Head ShotRobert Olshansky

Robert Olshansky is a professor and acting head of the Department of Urban and Regional Planning at the University of Illinois at Urbana-Champaign, where he has taught for 22 years. His teaching and research cover land use and environmental planning, with an emphasis on planning for natural hazards. He has published extensively on post-disaster recovery planning, planning and policy for earthquake risks, hillside planning and landslide policy, and environmental impact assessment.

Olshansky has studied recovery planning and management after several major disasters. For more than a decade, he and colleagues researched the recovery process following the Kobe, Japan, earthquake of 1995 and he spent the 2004-2005 academic year as a visiting professor at Kyoto University. His co-authored research report, Opportunity in Chaos: Rebuilding after the 1994 Northridge and 1995 Kobe Earthquakes, is available online.
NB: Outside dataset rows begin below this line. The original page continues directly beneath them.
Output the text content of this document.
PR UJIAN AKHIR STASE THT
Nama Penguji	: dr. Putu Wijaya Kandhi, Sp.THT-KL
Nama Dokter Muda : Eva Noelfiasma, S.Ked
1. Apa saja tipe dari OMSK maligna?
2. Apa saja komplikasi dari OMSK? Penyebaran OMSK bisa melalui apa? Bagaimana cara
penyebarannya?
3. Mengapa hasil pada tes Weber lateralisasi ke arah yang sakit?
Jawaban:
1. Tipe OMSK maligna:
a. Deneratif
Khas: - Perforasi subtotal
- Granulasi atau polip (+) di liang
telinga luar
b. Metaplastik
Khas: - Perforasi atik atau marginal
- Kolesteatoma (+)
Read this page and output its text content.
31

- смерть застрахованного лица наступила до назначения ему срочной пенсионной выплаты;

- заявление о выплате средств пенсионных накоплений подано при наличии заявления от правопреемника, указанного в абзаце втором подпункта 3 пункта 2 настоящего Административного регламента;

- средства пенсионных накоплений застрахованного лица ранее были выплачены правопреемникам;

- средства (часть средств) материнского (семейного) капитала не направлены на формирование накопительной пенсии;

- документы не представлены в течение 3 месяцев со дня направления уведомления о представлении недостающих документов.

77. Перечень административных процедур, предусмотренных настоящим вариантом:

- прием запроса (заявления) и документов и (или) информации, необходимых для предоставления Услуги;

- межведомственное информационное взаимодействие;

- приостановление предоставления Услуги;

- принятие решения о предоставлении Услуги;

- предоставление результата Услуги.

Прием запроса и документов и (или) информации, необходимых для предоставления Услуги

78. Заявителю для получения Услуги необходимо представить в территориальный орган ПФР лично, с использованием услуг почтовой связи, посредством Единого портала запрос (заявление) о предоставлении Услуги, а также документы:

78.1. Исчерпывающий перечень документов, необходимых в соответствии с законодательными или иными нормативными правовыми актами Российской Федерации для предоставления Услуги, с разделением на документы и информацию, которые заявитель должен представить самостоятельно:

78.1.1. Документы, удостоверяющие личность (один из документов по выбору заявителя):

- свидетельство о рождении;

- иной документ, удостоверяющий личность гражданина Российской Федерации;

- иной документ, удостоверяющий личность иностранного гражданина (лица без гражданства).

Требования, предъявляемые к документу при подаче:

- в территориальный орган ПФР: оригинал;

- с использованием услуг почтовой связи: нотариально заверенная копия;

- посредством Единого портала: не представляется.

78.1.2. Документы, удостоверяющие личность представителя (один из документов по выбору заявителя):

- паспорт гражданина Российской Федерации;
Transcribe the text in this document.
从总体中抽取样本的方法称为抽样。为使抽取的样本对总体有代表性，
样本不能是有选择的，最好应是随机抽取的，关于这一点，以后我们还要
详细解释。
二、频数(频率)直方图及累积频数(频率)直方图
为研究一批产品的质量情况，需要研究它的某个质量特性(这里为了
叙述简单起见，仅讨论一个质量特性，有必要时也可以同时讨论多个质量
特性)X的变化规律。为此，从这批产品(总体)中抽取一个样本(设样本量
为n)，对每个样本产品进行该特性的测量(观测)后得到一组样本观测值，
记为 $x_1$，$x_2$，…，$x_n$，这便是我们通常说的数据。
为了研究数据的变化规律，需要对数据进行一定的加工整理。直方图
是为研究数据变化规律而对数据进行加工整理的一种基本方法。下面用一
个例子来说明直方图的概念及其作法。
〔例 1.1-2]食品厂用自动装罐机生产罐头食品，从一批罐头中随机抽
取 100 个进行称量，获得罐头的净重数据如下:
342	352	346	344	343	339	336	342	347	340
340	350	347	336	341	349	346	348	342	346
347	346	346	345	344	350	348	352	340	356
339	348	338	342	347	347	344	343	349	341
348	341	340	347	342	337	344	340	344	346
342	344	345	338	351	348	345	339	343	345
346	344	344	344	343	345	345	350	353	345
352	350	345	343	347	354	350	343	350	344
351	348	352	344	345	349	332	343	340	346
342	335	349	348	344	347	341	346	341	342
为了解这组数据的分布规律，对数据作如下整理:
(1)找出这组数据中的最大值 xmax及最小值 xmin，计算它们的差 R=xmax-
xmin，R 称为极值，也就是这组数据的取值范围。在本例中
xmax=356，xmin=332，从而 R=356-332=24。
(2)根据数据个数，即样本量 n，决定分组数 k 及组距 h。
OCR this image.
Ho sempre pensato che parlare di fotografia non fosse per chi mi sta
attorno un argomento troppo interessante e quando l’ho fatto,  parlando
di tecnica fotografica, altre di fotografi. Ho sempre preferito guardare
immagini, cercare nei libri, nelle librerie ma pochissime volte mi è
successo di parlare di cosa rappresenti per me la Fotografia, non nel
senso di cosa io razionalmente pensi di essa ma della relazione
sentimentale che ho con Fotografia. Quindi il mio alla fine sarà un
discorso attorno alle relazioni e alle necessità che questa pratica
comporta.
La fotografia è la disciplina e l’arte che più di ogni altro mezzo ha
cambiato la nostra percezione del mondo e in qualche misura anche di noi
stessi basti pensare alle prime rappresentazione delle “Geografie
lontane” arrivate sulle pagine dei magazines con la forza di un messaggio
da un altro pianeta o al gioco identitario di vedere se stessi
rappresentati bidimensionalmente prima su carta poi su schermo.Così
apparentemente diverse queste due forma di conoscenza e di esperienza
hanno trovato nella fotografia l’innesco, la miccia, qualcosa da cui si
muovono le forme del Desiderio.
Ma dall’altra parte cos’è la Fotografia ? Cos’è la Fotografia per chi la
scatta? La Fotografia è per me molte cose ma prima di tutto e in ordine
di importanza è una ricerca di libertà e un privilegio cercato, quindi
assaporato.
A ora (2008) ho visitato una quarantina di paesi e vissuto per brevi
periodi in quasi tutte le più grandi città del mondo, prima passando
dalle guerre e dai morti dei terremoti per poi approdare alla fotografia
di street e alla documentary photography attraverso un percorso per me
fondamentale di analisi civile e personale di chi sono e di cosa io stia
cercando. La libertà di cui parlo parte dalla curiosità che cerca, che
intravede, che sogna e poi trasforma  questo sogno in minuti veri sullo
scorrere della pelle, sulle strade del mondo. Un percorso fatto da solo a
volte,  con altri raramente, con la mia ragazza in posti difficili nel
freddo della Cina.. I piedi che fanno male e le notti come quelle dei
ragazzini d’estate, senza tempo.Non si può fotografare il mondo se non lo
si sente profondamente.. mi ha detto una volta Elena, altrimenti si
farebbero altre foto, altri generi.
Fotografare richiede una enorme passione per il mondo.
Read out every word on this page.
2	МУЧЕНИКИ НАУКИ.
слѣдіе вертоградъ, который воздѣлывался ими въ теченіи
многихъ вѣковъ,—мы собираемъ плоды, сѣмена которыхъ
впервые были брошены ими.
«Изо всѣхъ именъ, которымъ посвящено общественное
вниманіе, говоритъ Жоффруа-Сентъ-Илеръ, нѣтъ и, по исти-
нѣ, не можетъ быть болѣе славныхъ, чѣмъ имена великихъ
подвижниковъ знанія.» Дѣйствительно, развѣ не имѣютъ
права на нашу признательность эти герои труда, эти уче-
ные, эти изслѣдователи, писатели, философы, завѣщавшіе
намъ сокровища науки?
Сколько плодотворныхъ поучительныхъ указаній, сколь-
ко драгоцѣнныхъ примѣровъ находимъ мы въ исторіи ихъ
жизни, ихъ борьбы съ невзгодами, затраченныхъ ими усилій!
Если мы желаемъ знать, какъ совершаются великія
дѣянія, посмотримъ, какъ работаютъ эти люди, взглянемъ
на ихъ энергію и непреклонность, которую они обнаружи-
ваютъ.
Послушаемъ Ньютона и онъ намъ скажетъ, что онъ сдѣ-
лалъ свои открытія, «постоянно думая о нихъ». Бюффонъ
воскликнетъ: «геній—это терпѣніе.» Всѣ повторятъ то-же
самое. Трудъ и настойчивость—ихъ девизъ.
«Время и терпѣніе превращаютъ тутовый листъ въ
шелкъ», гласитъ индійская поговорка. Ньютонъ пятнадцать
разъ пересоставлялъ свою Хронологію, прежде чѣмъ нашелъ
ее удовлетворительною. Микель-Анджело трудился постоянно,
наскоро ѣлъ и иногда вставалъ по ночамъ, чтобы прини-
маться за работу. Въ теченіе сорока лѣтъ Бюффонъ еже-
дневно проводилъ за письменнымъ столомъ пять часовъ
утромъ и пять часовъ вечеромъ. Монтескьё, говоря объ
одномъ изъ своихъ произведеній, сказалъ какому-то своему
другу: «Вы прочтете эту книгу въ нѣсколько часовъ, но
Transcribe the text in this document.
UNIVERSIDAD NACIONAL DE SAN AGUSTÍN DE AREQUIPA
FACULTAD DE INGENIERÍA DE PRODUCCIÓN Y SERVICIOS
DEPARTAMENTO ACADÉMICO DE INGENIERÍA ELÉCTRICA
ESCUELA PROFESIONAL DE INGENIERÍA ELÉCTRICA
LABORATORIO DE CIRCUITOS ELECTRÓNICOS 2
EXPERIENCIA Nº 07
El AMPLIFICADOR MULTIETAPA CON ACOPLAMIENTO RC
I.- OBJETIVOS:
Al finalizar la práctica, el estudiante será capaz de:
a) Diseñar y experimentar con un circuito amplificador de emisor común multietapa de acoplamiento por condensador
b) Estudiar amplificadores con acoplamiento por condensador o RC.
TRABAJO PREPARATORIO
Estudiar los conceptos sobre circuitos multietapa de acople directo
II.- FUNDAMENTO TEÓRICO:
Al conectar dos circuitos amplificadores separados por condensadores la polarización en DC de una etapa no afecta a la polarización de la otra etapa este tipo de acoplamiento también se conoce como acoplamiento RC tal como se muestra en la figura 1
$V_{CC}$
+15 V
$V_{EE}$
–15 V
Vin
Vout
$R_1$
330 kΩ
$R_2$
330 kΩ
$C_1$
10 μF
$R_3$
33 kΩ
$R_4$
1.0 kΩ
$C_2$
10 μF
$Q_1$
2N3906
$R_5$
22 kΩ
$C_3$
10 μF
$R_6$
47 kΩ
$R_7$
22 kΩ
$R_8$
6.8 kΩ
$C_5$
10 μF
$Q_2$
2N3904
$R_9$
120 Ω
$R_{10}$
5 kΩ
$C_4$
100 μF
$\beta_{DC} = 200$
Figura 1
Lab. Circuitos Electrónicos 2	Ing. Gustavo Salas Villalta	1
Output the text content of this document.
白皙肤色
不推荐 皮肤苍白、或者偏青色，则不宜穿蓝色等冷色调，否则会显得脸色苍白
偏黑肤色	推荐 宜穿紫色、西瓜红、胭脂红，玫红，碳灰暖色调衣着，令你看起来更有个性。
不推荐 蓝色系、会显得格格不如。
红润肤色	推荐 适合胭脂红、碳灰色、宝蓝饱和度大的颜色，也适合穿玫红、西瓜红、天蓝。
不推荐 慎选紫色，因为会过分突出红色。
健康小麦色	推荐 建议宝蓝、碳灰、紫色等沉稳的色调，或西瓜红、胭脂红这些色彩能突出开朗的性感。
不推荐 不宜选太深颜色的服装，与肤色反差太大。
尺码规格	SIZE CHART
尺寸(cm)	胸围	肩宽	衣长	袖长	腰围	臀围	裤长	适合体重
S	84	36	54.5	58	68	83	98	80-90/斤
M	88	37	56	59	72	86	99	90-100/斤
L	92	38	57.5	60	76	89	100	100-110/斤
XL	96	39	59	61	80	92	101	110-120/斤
Olshansky's current work focuses on developing theory and researching the processes of recovery following catastrophic disasters. He researched and advised the post-Katrina planning process in New Orleans and his book, "Clear as Mud: Planning for the Rebuilding of New Orleans" (co-authored with Laurie Johnson), was published in April 2010. He and his students have been researching disaster recovery in Sichuan Province, China; Tamil Nadu, India; Taiwan; Banda Aceh and Yogyakarta, Indonesia; and Niigata Prefecture, Japan. In March 2010, he participated in the Earthquake Engineering Research Insitute's post-earthquake reconnaissance trip following the devastating earthquake in Haiti.

Olshansky is currently the lead investigator for a multi-university NSF-funded study of the process of rebuilding after the 2008 earthquake in Sichuan.